Он прижимает меня к себе, и тревога уступает место наслаждению. Под его нежными руками я начинаю плавиться и растворяться в нем. Мне на мгновение приходит в голову, что Наоми, наверное, испытывала что-то подобное. Пока все было хорошо. Наконец его губы сливаются с моими, и мы начинаем двигаться со страстью, будто ждали этого целую вечность.
Бристоль, 2009
Пять дней спустя
– Извините, – произнес Майкл, ошеломленно глядя на меня.
– Все в порядке, – растерянно отозвалась я. – Вы ни в чем не виноваты. Я тоже. Давайте забудем. Это не должно повлиять на наши отношения.
Мы были на кухне, Тэд спал наверху.
После утреннего выступления по телевизору он сразу поехал на работу. Больница теперь значила для него намного больше, чем прежде. Это для меня внешний мир перестал существовать, но не для него. Мне непонятно было, как он может каждый день ездить туда, здороваться с коллегами, осматривать пациентов. Но так было. А возвратившись поздно вечером домой, он быстро ел и шел спать, с лицом, серым от усталости.
Майкл приехал поздно, когда мальчики уже спали. Я начала ему что-то рассказывать и расплакалась. А он обнял меня, и на секунду наши губы соединились. Так нельзя, это неправильно, подумала я, но переживать из-за этого сил не было. Да и он тоже измотался.
– Вот, сегодня была у Джейд, – быстро проговорила я, чтобы замять неловкость. – Пришла, как обещала. Думала, люди будут глазеть, ведь у меня такой вид, но никто не обратил внимания.
Да иначе и быть не могло. Ведь когда я работала в больнице, тоже не замечала несчастных родственников, живших без сна, проводивших многие часы у постелей близких.
– Там был ее отец.
– Почему вы мне не позвонили? – спросил Майкл с досадой. – Я бы поехал с вами. Поддержал.

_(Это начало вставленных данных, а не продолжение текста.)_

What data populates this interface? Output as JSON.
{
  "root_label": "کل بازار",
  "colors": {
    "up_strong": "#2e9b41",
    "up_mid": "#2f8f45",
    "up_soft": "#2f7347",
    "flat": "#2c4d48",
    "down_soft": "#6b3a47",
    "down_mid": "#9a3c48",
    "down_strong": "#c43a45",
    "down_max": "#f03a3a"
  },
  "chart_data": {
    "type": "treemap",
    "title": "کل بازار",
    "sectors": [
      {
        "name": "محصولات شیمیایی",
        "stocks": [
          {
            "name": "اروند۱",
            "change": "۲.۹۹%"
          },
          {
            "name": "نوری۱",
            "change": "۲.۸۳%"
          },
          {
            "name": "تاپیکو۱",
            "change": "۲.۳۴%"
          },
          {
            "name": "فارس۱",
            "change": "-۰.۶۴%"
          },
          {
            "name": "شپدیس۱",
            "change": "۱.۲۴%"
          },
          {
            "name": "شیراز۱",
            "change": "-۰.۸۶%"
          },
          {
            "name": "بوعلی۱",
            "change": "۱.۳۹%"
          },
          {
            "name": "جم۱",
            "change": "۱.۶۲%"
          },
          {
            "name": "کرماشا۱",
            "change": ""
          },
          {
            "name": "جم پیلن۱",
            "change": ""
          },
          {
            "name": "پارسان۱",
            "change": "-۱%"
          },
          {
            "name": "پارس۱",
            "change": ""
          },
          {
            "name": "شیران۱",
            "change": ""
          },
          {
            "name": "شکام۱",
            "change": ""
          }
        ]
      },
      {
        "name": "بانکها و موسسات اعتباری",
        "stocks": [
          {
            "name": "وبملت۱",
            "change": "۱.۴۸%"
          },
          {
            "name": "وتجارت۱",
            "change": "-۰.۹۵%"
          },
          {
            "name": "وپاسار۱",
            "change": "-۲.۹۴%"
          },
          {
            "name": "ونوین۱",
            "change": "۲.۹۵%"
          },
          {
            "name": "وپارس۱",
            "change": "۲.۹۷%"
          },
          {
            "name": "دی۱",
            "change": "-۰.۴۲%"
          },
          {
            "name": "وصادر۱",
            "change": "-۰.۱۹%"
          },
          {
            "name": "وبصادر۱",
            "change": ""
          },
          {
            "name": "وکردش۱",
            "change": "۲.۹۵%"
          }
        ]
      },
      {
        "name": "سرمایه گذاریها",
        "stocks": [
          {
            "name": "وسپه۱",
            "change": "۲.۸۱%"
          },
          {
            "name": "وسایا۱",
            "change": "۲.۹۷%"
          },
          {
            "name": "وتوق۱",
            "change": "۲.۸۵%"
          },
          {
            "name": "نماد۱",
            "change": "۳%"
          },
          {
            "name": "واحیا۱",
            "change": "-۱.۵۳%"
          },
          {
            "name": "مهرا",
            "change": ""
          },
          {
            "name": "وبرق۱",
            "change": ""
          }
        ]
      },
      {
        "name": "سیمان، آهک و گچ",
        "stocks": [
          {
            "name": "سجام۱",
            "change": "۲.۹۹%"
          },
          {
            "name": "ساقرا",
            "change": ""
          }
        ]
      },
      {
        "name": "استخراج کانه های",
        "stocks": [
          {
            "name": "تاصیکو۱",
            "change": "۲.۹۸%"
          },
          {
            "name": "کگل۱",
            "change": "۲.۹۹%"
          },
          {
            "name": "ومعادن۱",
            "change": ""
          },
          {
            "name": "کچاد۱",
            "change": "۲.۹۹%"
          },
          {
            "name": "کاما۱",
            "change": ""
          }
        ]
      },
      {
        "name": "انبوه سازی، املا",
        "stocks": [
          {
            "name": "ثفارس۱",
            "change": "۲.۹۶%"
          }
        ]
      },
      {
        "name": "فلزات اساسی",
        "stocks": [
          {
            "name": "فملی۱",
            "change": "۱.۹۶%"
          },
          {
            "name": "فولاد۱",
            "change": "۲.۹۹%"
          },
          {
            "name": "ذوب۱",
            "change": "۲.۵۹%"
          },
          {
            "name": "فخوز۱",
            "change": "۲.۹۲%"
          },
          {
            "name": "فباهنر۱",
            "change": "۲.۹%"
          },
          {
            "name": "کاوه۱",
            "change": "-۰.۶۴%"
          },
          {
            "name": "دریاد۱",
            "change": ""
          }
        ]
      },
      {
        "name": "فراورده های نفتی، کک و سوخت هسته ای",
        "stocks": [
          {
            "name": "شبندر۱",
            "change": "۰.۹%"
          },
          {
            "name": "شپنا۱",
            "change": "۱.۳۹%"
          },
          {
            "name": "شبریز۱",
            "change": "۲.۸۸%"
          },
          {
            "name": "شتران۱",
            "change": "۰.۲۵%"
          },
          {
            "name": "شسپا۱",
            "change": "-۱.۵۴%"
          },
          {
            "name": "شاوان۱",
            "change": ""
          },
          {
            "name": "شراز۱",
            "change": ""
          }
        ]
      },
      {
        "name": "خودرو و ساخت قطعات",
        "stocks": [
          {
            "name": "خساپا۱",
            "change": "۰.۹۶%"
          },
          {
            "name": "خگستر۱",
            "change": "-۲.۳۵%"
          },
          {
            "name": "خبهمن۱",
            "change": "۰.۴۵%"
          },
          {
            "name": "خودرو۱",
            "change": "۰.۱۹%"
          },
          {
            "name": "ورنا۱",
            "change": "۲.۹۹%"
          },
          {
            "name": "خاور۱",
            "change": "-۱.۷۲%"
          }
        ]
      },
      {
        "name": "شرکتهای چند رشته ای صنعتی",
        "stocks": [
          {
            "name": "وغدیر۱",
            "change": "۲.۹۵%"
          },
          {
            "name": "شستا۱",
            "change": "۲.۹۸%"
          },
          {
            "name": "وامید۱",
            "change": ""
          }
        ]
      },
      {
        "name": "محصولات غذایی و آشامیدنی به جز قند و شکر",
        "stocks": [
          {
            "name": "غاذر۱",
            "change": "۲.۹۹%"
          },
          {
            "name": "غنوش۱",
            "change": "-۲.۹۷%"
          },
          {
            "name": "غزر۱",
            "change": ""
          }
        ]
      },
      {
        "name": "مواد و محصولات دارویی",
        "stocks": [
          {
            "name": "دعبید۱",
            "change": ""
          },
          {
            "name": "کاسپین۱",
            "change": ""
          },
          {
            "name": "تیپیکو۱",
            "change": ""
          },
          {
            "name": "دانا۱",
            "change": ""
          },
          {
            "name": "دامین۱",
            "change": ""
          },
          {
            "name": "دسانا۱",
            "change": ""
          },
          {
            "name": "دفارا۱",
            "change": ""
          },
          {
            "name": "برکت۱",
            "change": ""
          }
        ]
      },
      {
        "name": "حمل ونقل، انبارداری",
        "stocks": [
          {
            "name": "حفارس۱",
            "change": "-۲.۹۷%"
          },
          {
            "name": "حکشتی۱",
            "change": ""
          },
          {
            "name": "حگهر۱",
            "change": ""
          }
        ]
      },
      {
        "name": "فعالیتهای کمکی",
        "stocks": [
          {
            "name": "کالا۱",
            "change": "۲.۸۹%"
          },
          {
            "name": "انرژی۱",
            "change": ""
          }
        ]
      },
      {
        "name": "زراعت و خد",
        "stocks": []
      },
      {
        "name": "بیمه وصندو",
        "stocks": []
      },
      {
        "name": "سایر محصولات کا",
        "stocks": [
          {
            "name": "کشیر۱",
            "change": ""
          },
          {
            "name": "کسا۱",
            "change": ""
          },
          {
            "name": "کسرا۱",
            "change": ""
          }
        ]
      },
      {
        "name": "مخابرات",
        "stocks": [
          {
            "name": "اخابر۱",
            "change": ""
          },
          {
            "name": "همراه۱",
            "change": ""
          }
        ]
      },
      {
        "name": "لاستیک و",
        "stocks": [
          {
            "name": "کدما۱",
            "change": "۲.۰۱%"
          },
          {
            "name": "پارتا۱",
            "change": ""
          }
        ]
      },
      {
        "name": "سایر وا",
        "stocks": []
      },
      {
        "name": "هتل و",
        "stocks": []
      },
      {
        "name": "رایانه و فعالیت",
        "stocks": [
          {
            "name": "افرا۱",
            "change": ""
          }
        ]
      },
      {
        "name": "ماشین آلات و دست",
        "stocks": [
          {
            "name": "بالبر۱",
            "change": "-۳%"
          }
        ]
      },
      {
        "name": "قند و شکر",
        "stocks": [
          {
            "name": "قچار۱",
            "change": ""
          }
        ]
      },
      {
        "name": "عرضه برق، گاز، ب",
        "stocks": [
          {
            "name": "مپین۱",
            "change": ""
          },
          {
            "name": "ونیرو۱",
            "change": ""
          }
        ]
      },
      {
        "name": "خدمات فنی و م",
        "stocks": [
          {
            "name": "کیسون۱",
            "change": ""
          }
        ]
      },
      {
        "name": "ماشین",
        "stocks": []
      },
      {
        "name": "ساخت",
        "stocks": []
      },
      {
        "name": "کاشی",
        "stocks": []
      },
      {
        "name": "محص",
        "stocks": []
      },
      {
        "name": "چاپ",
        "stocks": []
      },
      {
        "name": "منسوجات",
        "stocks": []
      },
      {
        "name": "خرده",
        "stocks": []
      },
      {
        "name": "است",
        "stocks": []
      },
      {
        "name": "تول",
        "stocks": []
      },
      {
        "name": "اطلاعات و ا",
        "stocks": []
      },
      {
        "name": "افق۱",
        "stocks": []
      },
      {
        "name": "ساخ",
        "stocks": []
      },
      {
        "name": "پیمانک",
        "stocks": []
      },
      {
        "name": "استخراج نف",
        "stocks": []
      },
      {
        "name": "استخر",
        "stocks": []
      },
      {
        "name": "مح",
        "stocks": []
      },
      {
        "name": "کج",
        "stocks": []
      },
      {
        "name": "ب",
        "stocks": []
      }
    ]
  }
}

– Я ошиблась, поставила неверный диагноз. И должна отвечать.
– Ну и как прошла встреча?
– Принесла ей две старые книжки Наоми. Джейд обрадовалась. Мне показалось, ей приятно меня видеть. Она поправилась. В состав препаратов химиотерапии входят стероиды, так что ее небольшая полнота искусственная, но все равно так лучше. – Глаза снова защипало. – Но меня удивил Джефф Прайс.
– Чем?
– Он извинился.
– Неужели?
Я рассказала, как все было. Джейд раскрыла одну книжку, увидела что-то, написанное карандашом вверху первой страницы, и попросила отца прочитать. Тот взял книжку.
– Наоми Малколм. Адрес: моя кровать, моя комната, дом номер один, Клифтон-роуд, Бристоль, Англия, Земля, Галактика, Космос. – Он помолчал, потом добавил: – Джейд, это написала дочка доктора.
– А сейчас ей эти книжки не нужны?
– Нет, – я попыталась улыбнуться. – Она уже выросла.
– Спасибо.
Я кивнула, боясь, что расплачусь. Джефф проводил меня в коридор. Мы шли по проходу между кроватями, где лежали измученные бездельем дети. Возле некоторых сидели родственники, другие смотрели телевизор.
– Я видел вас утром по телику, – сказал он, когда мы вышли за дверь. – Очень сочувствую. И прошу прощения, что тогда накричал.
– Спасибо, – я замялась. – В связи с этим делом полицейские всех опрашивают. Возможно, поговорят и с вами.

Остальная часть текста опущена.